No evento, o vereador Vasco Anjos, da Câmara Municipal de Lisboa (CML) referiu que celebrar a Marinha do Tejo é celebrar “os seus valores e o que nos inspiram”, e também “o Tejo e com ele a nossa história”, e que é “no orgulho que nela temos que encontramos inspiração para dar aos que vêm, um melhor Tejo e uma melhor cidade”.
Também, no Cais das colunas, o Vice-almirante José Salvado de Figueiredo, Comandante Naval da Marinha, lembrou que Portugal é um país voltado para o mar e que iniciativas como o Dia da Marinha do Tejo promovem a cultura marítima nacional e aproximam os portugueses ao mar.

“O delegado que hoje celebramos não pertence apenas ao passado é, também, um elemento fundamental para o futuro, na medida em que reforça a ligação entre os portugueses e o mar, contribuindo para a construção de uma sociedade mais consciente com a importância dos nossos espaços marítimos”, referiu o Vice-almirante.
São os proprietários, arrais e marinheiros das tradicionais faluas, fragatas, catraios e canoas que garantem, com essa profissão, continuarem “a fazer parte da nossa identidade coletiva”, e é de reconhecer que pelo esforço, dedicação, e como “dizer espírito de missão que permitem que esta memória se mantenha viva honrando o legado que nasceu no rio, cresceu no estuário e se projetou nos oceanos.”
O Comandante Naval referiu que em nome do Chefe do Estado-Maior da Armada e Autoridade Marítima Nacional é reiterado o compromisso da Marinha de continuar a apoiar “a Marinha do Tejo e todas as entidades que se dedicam à preservação desta herança”, e concluiu: “Estou certo que com o empenho de todos este património continuará a ser valorizado e transmitido às gerações futuras contribuindo para afirmar Portugal, mais uma vez, como uma Nação de tradição de vocação marítima.”

Para o vereador Vasco Anjos, da CML, o Tejo mantém-se “como eixo estruturante das políticas urbanas” e assume “nova centralidade” nas esferas da valorização ambiental, fruição pública, cultural e económica, bem como “constitui atualmente um elemento chave na qualificação da cidade”.
Nos últimos anos, Câmaras Municipais ribeirinhas têm vindo a investir para manter alguns exemplares de embarcações tradicionais, como é o caso da CML que em 2012 integrou no seu património a embarcação “Esperança” construída em 2006 no estaleiro do Mestre Jaime Costa e classificada pela Marinha do Tejo como falua.
A embarcação tradicional “Esperança”, como descreveu Vasco Anjos “desempenha um importante papel na preservação da memória marítima do estuário na divulgação da relação entre Lisboa e o Tejo”.

A falua “Esperança”, com capacidade para 20 pessoas, é utilizada para atividades de educação e sensibilização ambiental.

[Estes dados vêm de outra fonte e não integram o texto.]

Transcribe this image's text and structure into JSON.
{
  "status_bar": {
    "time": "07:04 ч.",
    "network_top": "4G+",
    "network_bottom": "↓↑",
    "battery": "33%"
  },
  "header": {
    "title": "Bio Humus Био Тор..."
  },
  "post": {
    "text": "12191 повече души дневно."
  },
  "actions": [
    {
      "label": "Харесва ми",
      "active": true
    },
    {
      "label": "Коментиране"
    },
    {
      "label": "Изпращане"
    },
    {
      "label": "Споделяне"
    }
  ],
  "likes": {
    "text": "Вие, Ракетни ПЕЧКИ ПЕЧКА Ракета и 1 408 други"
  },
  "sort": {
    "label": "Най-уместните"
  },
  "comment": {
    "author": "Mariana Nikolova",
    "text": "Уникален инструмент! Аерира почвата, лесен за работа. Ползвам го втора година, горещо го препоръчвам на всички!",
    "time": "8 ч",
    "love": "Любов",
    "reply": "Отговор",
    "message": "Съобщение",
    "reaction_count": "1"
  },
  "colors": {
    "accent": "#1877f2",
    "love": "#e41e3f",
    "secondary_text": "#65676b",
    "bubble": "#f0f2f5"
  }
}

Um meio que favorece o conhecimento sobre a biodiversidade e contribui para “a valorização dos saberes tradicionais associados à construção naval e à arte decorativa das embarcações típicas do tejo”. Assim, “ajudando a preservar o importante legado cultural das comunidades ribeirinhas.”


Neste evento, junto ao Cais das Colunas, na Praça do Comércio, os proprietários e arrais assinaram o livro de registo das suas embarcações. Um livro mantido pelo Museu da Marinha e onde este ano constam 82 registos. Mas como de património se tratou nesta celebração do Dia da Marinha do Tejo, a Associação Grupo Coral e Etnográfico Amigos do Alentejo do Feijó trouxe o cante alentejano ao cais.